Loyola students join fight against sweatshops
Loyola press release - February 19, 2000
Everyday, students, faculty, and staff stream in and out of the university bookstore to buy clothes that bear the Loyola University logo. Do they ever stop to think about where the clothes were manufactured?
Some Loyola students did and found that a majority of the bookstore’s merchandise was made in sweatshops in developing countries. According to Loyola’s mission statement, the university supports economic justice for both men and women. Hence, sweatshops are a taboo. To combat the problem, Katie Witry, president of the Loyola University Sociology Student Organization (LUSSO) and Amber Ramanauskas, chair of the Loyola University Community Action Program (LUCAP), attended the United Students Against Sweatshops (USAS) conference in Washington, D.C., in July 1999. The conference focused on ways to increase awareness, education, and concern for the plight of sweatshop workers. LUCAP funded their trip and upon their return, Witry and Ramanauskas approached the university administration and brought the problem to their attention.
USAS is an international coalition of over 200 student groups working on anti-sweatshop campaigns across the country. Its goals are to facilitate communication between the universities and act as a resource for information on the anti-sweatshop movement. This group defines a sweatshop as the systematic violation of one or more fundamental workers’ rights that have been codified in international and U.S. law. The sweatshops generally pay wages that do not permit workers to feed, clothe, and shelter themselves and their families. Work hours are so long that education and a decent family life are not achievable. This group encourages other universities to join in its fight to stop sweatshop practices and improve workers’ rights.
Witry and Ramanauskas formed the Loyola University Students Against Sweatshops (LUSAS), an on-campus chapter of the international organization. The Loyola group consists of 10 students whose goal is to educate the Loyola community about sweatshops. LUSAS’ first accomplishments were to define the university’s role regarding sweatshops and encourage the university to become a member of the Worker’s Rights Consortium (WRC).

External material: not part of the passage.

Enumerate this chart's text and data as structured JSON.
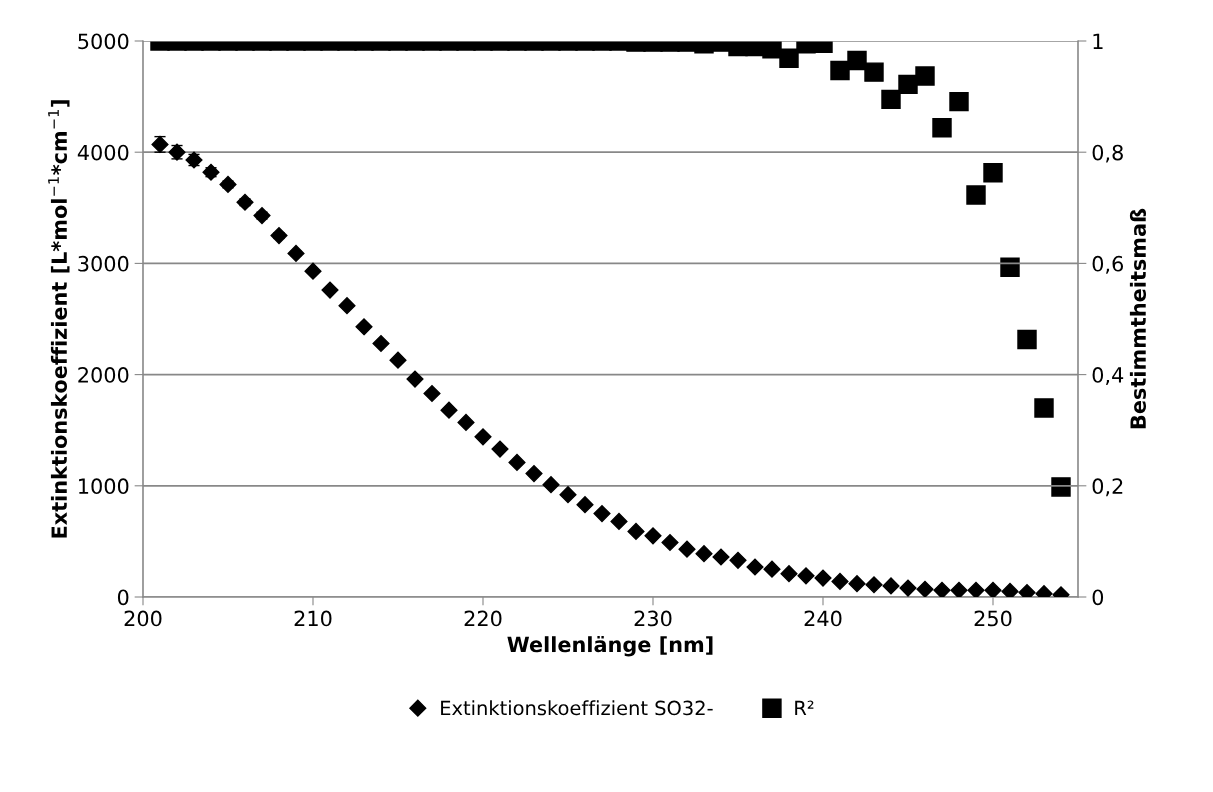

The WRC is a group of universities, religious groups, and human rights groups opposed to corporate monitoring of sweatshops. Members believe corporate monitoring is problematic due to corporate investments, language barriers, and workers’ fear to talk to representatives. Rather, it seeks to enforce human rights and religious groups already present in those countries suspected of sweatshop activity and to investigate and report their findings based on a code of conduct designed to protect workers’ human rights. These reports will be sent to each member university. Loyola became a member of the WRC for the 1999 - 2000 academic year in December and allocated $1,500 in funding to the organization. Loyola joins with Brown University and Haverford University in Pennsylvania.
Loyola’s code of conduct and a letter requesting full disclosure of company information concerning locations and worker conditions were sent on January 31 to all manufacturers handling Loyola’s apparel merchandise. Loyola and their merchandise provider, Follett, will decide from which companies they will buy their merchandise based on the replies received. However, LUSAS will not boycott those companies using sweatshops. The group will inform manufacturers that they must change their factory regulations and eliminate the vow of secrecy of the garment industry.
"If there was a boycott, the workers would lose their jobs. We don’t want that to happen. We want the industry to clean up its act and realize human rights should transcend profits," Witry says. "The goal of LUSAS and the WRC is not to close the sweatshops, just to change them. Two hundred universities agreeing not to buy merchandise until sweatshop conditions change will have a major impact on the industry."
On February 19, 2000, LUSAS will hold an educational conference for New Orleans area universities from noon to 7 p.m. in the Audubon Room at Loyola University. Those interested are encouraged to attend. Later this semester, LUSAS will form a task force of Loyola students and faculty to review the response letters of the factories and, in conjunction with other local universities, will start an anti-sweatshop campaign, Ramanauskas says.